Radolfzell: Rassismus pur im Stadtbus

Dass die sprachliche Radikalisierung, meist verbunden mit rassistischen Äußerungen und verschwörungstheoretischen Absonderungen, auch im öffentlichen Raum ständig zunimmt, ist nicht neu. Aber die Hemmschwellen sinken ständig, wie auch ein aktuelles Beispiel zeigt, das uns ein Fahrgast zugetragen hat, der in Radolfzell mit dem Bus unterwegs war. Hier sein Beschwerdebrief im Wortlaut, den er an die zuständigen Stadtwerke Radolfzell übermittelt hat. Deren Antwort sehen auch wir mit Interesse entgegen.

Anzeige

Sehr geehrte Damen und Herren,
gestern und heute war ich geschäftlich in Radolfzell und habe auf meinem Rückweg heute (3.9., Anm.d.Red.) um 07.57 die Linie 1 von der Schlesigerstrasse zum ZOB genommen. Auf dieser Fahrt wurde ich Zeuge einer lautstarken Unterhaltung des Busfahrers (mit Berliner Akzent) und einer Kundin. Von den Inhalten dieses Gespräches sollten Sie als Arbeitgeber des betroffenen Busfahrers erfahren, da die Reputation Ihres Unternehmens und der Stadt Radolfzell damit massiv gefährdet werden.

Auf der knapp viertelstündigen Fahrt tauschten der Busfahrer und die Kundin für alle anderen Fahrgäste laut hörbar Verschwörungstheorien zur aktuellen politischen und sozialen Lage aus. Neben der generellen Leugnung der Existenz des Coronavirus wurden die von den Stadtwerken verordneten Sicherheitsmaßnahmen im ÖV, wie die Absperrung des Fahrersitzes mittels Klebeband, die Maskenpflicht für Fahrgäste und der empfohlene Sicherheitsabstand vom Busfahrer als „Unsinn“, „Volksverdummung“ und „Idiotendenken“ bezeichnet.
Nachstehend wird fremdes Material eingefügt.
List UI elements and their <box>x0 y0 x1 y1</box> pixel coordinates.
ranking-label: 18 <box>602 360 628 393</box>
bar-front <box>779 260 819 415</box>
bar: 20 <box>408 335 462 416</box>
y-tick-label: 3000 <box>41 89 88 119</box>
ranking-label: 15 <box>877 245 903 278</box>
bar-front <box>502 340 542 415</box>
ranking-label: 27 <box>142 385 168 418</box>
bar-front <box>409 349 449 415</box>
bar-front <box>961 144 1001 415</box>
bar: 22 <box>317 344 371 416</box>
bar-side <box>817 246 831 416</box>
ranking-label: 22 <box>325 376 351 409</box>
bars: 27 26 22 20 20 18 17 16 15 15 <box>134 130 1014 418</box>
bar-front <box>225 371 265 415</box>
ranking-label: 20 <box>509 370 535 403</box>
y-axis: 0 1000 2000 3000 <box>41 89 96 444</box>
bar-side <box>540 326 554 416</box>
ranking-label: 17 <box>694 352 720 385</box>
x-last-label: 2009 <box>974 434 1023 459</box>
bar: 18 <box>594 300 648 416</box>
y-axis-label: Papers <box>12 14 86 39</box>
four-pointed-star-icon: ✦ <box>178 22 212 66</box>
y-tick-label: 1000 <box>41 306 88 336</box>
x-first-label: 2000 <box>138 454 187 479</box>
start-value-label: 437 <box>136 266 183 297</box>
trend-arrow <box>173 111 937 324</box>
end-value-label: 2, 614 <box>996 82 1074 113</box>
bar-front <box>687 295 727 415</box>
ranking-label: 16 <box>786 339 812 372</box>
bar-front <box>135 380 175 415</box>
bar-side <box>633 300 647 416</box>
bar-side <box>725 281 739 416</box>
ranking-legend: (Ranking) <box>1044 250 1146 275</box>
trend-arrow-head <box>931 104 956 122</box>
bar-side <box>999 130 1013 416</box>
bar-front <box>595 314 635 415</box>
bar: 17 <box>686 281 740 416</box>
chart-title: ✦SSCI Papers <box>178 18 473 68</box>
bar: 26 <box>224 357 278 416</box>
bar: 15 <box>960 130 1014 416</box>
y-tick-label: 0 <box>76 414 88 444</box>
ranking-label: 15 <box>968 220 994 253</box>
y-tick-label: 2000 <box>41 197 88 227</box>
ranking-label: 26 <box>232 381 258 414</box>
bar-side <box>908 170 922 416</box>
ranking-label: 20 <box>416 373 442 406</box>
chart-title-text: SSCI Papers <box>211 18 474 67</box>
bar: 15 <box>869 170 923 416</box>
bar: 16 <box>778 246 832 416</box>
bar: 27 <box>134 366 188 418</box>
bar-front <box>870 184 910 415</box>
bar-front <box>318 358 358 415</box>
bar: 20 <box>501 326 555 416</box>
Es folgte der Austausch über weitere Theorien, wie der staatlichen Bereicherung am Maskenverkauf, der Ruinierung des Gesundheitswesens und der gezielten „Spaltung des deutschen Volksgeistes“ durch diese Maßnahmen und der „offensichtlichen Tatsache“, dass das Tragen von Masken „psychische Erkrankungen“ hervorrufe. Des weiteren wurde geäußert, dass die Wohnung der Bundeskanzlerin Dr. Merkel „auf einer direkten Linie“ zum Pergamonmuseum und einer Moschee liege, was, so die Aussage des Busfahrers, zeige, dass die deutsche Politik von ausländischen Kräften durchdrungen sei.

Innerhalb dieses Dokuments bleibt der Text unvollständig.